‘BoZ action could lead to reduction in interest rates’

BOZ building.

SOME local research institutes say the interventions undertaken by the Bank of Zambia (BoZ) is anticipated to contribute to a further reduction in interest rates, hovering around 25 percent and 38 percent.

Last week, the central bank reduced the policy rate from 12.5 percent to 11 percent and further stated that statutory reserve ratios have also been reduced from 12.5 percent to 9.5 percent.

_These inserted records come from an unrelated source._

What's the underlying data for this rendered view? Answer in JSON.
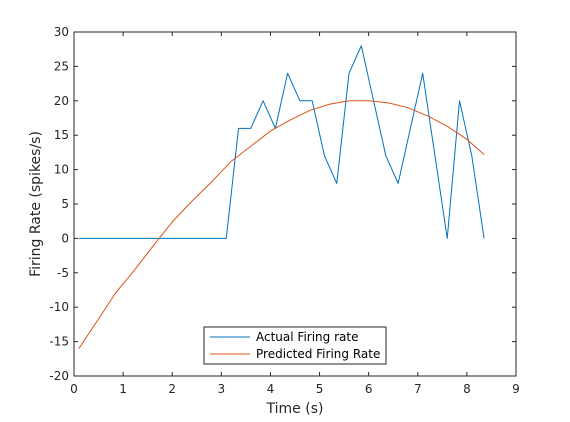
{
  "chart_data": {
    "type": "line",
    "title": "",
    "xlabel": "Time (s)",
    "ylabel": "Firing Rate (spikes/s)",
    "xlim": [
      0,
      9
    ],
    "ylim": [
      -20,
      30
    ],
    "xticks": [
      0,
      1,
      2,
      3,
      4,
      5,
      6,
      7,
      8,
      9
    ],
    "yticks": [
      -20,
      -15,
      -10,
      -5,
      0,
      5,
      10,
      15,
      20,
      25,
      30
    ],
    "grid": false,
    "legend_position": "bottom-center",
    "series": [
      {
        "name": "Actual Firing rate",
        "color": "#0072BD",
        "x": [
          0.1,
          0.35,
          0.6,
          0.85,
          1.1,
          1.35,
          1.6,
          1.85,
          2.1,
          2.35,
          2.6,
          2.85,
          3.1,
          3.35,
          3.6,
          3.85,
          4.1,
          4.35,
          4.6,
          4.85,
          5.1,
          5.35,
          5.6,
          5.85,
          6.1,
          6.35,
          6.6,
          6.85,
          7.1,
          7.35,
          7.6,
          7.85,
          8.1,
          8.35
        ],
        "y": [
          0,
          0,
          0,
          0,
          0,
          0,
          0,
          0,
          0,
          0,
          0,
          0,
          0,
          16,
          16,
          20,
          16,
          24,
          20,
          20,
          12,
          8,
          24,
          28,
          20,
          12,
          8,
          16,
          24,
          12,
          0,
          20,
          12,
          0
        ]
      },
      {
        "name": "Predicted Firing Rate",
        "color": "#D95319",
        "x": [
          0.1,
          0.5,
          0.85,
          1.2,
          1.6,
          2.0,
          2.4,
          2.8,
          3.2,
          3.6,
          4.0,
          4.4,
          4.8,
          5.2,
          5.6,
          6.0,
          6.4,
          6.8,
          7.2,
          7.6,
          8.0,
          8.35
        ],
        "y": [
          -16,
          -11.7,
          -7.9,
          -4.9,
          -1.2,
          2.4,
          5.4,
          8.2,
          11.2,
          13.4,
          15.6,
          17.2,
          18.6,
          19.5,
          20,
          20,
          19.7,
          19,
          17.8,
          16.3,
          14.4,
          12.2
        ]
      }
    ]
  }
}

Both Zambia Institute for Policy Analysis (ZIPAR) and Policy Monitoring and Research Centre (PMRC) noted that the reduction will have a positive impact on the economy.
ZIPAR senior research fellow Caeser Cheelo said the recent policy decision to further relax monetary policy through various revisions is positive.
“With general improvements in the economy, particularly in mining and construction, more affordable liquidity or credit to the private sector can be expected.
“I am cautiously optimistic the monetary policy stance will spur private sector lending, bolster productivity, and encourage real gross domestic growth, but the downside risks on the fiscal side cannot be ignored,” Mr Cheelo said in an emailed response last week.
He said the cautious relaxing of monetary policy has also stabilised the Kwacha.
Mr Cheelo also said the currency appreciation and single-digit inflation are likely to inspire the private sector and foreign investors to gain confidence as well as increase their participation in the economy at predictable and more affordable prices.
Currently, the Kwacha is trading in the range of K8.90 while inflation is at 6.6 percent.
And in a statement, PMRC executive director Bernadette Deka said the reduction in the monetary policy rate has the potential to change short-term interest rates and influence a level of economic growth.
Ms Deka said although a low policy rate signifies economic growth, it may lead to slight but minimal increases in inflation in some cases.
“It is hoped that continued implementation of monetary policy by the BoZ will eventually reduce the prevailing high real lending rates, increase growth in credit to the private sector, increase economic growth and further stabilise the financial sector,” she said.